The bonus with this is that at the start you are probably only interested in a few of the fields in the webhook, but as your application develops, you may need to extract more. If you've stored the JSON of previous webhooks, you have an easy migration path.
For example, if there are 1000 possible attributes, only 5% are populated for any given row. If you have 1000 columns you are going to have a ridiculously wide and mostly empty table.
In Postgres, NULL values take one bit of storage as far as I understand. So a table has to be very, very wide before this becomes a benefit. Of course if you have attributes that you don't control but are e.g. user-specified, JSONB column are a good choice.
The traditional approach to efficiently modelling data like that with relational databases is to use the EAV[1] model, which works quite well in practice.
Product data on a webshop. If you have a wide selection of product categories you’ll have a huge number of attributes that aren’t relevant across your categories.
There’s a number of ways to deal with the issue, e.g. a model per category or an EAV database pattern (this is what platforms like Magento does). None are really ideal, but storing the product attributes as JSON works pretty well. Even more so when your database supports querying the JSON blob.

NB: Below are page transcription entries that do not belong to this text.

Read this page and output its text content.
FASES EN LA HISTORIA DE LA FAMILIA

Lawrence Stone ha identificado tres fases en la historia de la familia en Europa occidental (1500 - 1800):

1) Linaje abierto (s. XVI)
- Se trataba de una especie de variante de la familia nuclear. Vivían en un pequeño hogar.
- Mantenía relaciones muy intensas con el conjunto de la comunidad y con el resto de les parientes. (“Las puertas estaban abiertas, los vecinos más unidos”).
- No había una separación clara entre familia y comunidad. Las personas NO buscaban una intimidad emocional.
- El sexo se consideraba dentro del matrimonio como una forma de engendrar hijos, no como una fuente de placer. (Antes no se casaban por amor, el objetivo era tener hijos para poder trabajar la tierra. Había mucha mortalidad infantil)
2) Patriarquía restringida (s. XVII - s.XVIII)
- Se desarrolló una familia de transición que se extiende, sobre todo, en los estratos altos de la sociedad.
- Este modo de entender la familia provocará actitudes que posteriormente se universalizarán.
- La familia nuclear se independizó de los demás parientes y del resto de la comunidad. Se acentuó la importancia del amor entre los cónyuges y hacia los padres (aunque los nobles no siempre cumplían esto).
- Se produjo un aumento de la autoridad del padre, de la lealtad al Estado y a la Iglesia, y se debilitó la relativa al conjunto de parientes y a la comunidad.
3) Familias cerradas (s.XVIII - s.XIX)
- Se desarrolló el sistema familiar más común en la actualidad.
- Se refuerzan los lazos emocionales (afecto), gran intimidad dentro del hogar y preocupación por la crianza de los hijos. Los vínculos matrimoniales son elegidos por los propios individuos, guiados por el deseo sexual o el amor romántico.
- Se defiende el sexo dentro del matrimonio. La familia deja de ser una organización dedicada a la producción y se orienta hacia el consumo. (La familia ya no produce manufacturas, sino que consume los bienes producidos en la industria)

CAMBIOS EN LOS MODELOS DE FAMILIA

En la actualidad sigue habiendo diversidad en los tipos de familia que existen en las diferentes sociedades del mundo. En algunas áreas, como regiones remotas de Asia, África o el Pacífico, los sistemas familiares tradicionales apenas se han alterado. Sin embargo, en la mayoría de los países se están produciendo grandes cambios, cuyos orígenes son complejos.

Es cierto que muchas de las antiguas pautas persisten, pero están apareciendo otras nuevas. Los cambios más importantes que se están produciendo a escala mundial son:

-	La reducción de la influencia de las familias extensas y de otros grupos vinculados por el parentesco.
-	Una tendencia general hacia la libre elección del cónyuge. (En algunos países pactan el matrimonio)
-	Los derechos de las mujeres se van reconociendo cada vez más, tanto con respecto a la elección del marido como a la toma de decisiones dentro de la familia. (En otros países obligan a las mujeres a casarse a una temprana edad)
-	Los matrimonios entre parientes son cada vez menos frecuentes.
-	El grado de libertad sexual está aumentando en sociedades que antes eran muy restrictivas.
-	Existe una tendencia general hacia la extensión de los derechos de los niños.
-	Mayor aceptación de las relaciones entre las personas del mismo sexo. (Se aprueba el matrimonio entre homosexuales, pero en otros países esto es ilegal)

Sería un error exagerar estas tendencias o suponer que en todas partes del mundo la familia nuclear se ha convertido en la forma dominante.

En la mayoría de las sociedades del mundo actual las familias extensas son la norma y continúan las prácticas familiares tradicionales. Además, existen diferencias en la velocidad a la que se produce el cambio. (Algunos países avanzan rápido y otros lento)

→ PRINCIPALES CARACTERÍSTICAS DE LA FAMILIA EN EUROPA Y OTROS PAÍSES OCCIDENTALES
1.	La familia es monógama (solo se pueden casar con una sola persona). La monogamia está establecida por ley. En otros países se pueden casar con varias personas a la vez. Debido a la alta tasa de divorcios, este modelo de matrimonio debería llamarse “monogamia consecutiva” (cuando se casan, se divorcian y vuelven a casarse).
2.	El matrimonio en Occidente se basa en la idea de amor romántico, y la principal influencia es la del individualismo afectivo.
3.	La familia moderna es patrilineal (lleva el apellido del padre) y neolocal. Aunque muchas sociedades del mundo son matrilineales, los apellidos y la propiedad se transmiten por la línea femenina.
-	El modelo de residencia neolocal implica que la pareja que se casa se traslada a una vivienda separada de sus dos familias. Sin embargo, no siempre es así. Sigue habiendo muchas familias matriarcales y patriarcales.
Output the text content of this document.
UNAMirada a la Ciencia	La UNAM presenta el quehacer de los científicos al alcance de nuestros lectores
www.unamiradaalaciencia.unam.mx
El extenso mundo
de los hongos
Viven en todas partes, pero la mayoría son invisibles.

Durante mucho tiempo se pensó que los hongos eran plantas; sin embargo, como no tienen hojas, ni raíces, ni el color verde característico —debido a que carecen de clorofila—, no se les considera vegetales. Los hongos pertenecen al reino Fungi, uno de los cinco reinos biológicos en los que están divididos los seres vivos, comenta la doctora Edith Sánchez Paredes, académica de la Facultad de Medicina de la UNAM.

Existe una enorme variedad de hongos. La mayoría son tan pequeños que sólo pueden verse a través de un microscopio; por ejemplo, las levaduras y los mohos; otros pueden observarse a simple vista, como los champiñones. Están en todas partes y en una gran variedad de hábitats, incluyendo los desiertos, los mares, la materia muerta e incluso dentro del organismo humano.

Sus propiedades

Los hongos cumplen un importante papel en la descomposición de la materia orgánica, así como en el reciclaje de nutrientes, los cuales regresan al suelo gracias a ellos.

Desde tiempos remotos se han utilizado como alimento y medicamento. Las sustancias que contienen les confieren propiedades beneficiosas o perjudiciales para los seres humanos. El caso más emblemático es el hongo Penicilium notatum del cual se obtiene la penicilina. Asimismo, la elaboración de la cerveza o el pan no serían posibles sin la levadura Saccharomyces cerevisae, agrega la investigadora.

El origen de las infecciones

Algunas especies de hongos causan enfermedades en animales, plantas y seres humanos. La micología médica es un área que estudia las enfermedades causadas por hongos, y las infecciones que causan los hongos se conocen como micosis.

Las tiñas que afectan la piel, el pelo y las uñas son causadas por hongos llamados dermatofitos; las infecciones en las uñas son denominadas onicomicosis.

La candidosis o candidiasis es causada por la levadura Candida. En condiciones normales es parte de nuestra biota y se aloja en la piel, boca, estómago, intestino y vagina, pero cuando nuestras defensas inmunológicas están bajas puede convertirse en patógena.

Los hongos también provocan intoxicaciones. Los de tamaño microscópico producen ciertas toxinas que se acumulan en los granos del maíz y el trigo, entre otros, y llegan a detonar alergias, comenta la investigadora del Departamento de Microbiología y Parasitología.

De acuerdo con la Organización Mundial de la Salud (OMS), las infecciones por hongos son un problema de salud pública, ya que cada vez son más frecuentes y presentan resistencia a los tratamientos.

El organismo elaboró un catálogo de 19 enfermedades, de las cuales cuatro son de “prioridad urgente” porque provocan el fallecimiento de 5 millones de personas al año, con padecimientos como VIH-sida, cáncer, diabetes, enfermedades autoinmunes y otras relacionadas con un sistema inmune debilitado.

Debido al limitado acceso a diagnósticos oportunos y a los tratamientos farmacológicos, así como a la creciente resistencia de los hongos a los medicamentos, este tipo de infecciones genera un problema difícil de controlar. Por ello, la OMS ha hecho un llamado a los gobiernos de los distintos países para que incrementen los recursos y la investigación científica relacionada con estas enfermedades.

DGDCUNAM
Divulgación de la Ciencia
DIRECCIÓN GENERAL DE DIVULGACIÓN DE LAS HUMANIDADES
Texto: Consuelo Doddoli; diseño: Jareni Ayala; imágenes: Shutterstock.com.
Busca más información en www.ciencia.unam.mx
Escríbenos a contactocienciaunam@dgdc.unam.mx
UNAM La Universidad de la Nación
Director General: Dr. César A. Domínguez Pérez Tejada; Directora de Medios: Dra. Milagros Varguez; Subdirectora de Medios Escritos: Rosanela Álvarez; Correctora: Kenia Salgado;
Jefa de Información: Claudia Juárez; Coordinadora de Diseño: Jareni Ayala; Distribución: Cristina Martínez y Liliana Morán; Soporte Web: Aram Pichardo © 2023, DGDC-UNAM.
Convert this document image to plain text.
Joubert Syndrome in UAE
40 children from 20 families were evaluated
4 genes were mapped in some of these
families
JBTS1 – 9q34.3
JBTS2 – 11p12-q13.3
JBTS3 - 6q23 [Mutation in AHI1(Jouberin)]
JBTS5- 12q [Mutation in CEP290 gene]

Storing arbitrarily complex Boolean queries (think Elasticsearch's query syntqx). While this could be done in SQL tables, there are no gains with referential intregity and while there would be some in consistency, I don't think they're worth it.
Relational schema are flexible and allow for an optimizer to figure out how best to fetch your data based on the data are querying and filtering for and stored statistics about your data set.
Document oriented storage is great when you don't need the optimizer because you already know how the data is written and read. This means you can bundle it up into small, single fetch documents. No statistics or optimizer necessary. This is great if you understand your use cases really well, and they never change (good luck with that) or you have a large distributed data set that would be tough on an analyzer.